I stir-fried my green beans with hot pepper flakes, garlic salt, and a little oil. I finished it with a dash of soy. That makes it taste like Chinese buffet green beans, though they put a little sugar in theirs and I did not.

THEN I beat some eggs with a fork and I poured it in the still-hot pan. I flipped the egg patty onto the other side, then I added it and some raw sliced tomato to my plate.

MAN that was good! And it all came from my own place!

I cannot seem to focus on my eating well enough to continue to lose weight, though I have not gained any weight either. But this recipe is both low in calories and tasty, so I will make a mental note to make it several more times!


----------



## doc- (Jun 26, 2015)

Sounds delicious....I like to fry burger with sliced green peppers, tomatoes & onions-- a shish-kabab without the shish (or is it the kabab?)..and I love the idea that it's all home grown.

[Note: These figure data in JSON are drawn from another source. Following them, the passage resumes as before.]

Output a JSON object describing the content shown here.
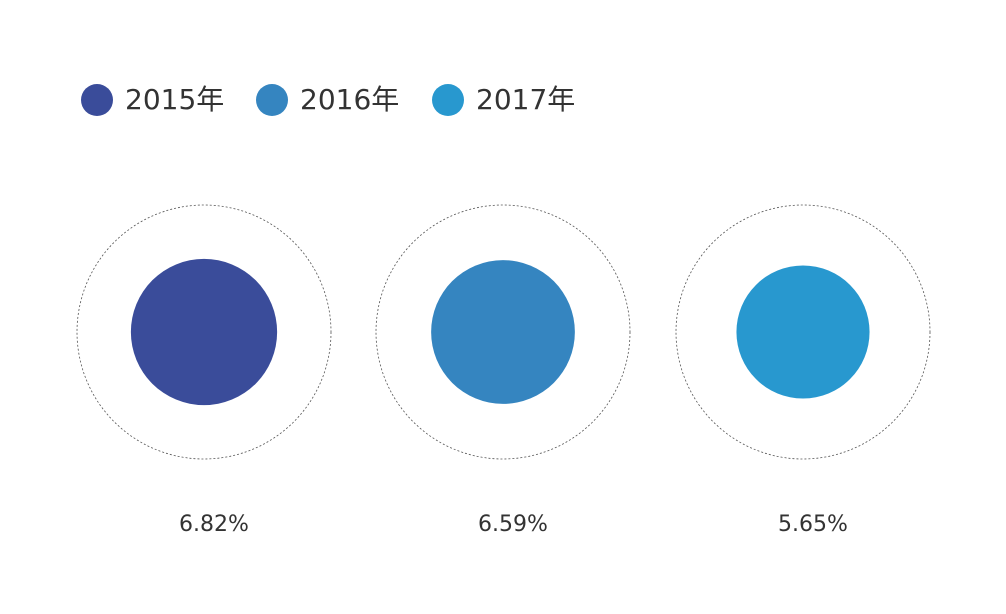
{
  "chart_data": {
    "type": "bubble",
    "categories": [
      "2015年",
      "2016年",
      "2017年"
    ],
    "values": [
      6.82,
      6.59,
      5.65
    ],
    "value_labels": [
      "6.82%",
      "6.59%",
      "5.65%"
    ],
    "colors": [
      "#3a4c9a",
      "#3585c0",
      "#2898cf"
    ]
  }
}
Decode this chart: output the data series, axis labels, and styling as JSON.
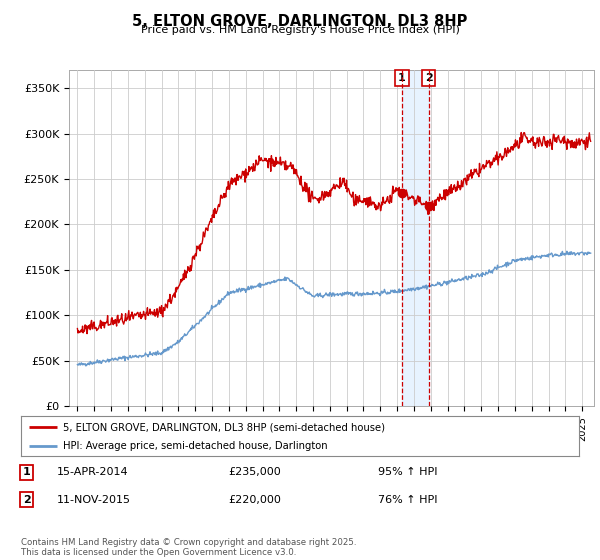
{
  "title": "5, ELTON GROVE, DARLINGTON, DL3 8HP",
  "subtitle": "Price paid vs. HM Land Registry's House Price Index (HPI)",
  "ylim": [
    0,
    370000
  ],
  "xlim_start": 1994.5,
  "xlim_end": 2025.7,
  "red_line_color": "#cc0000",
  "blue_line_color": "#6699cc",
  "vline_color": "#cc0000",
  "shade_color": "#ddeeff",
  "marker1_x": 2014.29,
  "marker2_x": 2015.87,
  "marker1_y": 235000,
  "marker2_y": 220000,
  "legend_red": "5, ELTON GROVE, DARLINGTON, DL3 8HP (semi-detached house)",
  "legend_blue": "HPI: Average price, semi-detached house, Darlington",
  "footer": "Contains HM Land Registry data © Crown copyright and database right 2025.\nThis data is licensed under the Open Government Licence v3.0.",
  "background_color": "#ffffff",
  "grid_color": "#cccccc"
}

The trouble with a low carb diet is that it's hard to get enough thiamine if you don't eat something made with fortified flour.


----------



## MichaelZ (May 21, 2013)

Just picked another 1/2 of a brown bag full of beans last night. I like to put a little water in the bottom of a covered pot and steam them - this eliminates the need of the double boiler. Just don’t boil away all the water! After they are cooked and drained, add some olive oil, butter, salt, pepper, and a little curry and mix well.


----------



## GTX63 (Dec 13, 2016)

One of my wife's summer favorites is green beans, little red potatoes and bacon slow simmered in a large pot.
She puts a tag on the lid in the refrigerator that says "Keep Out" and that is her lunch for about a week.


----------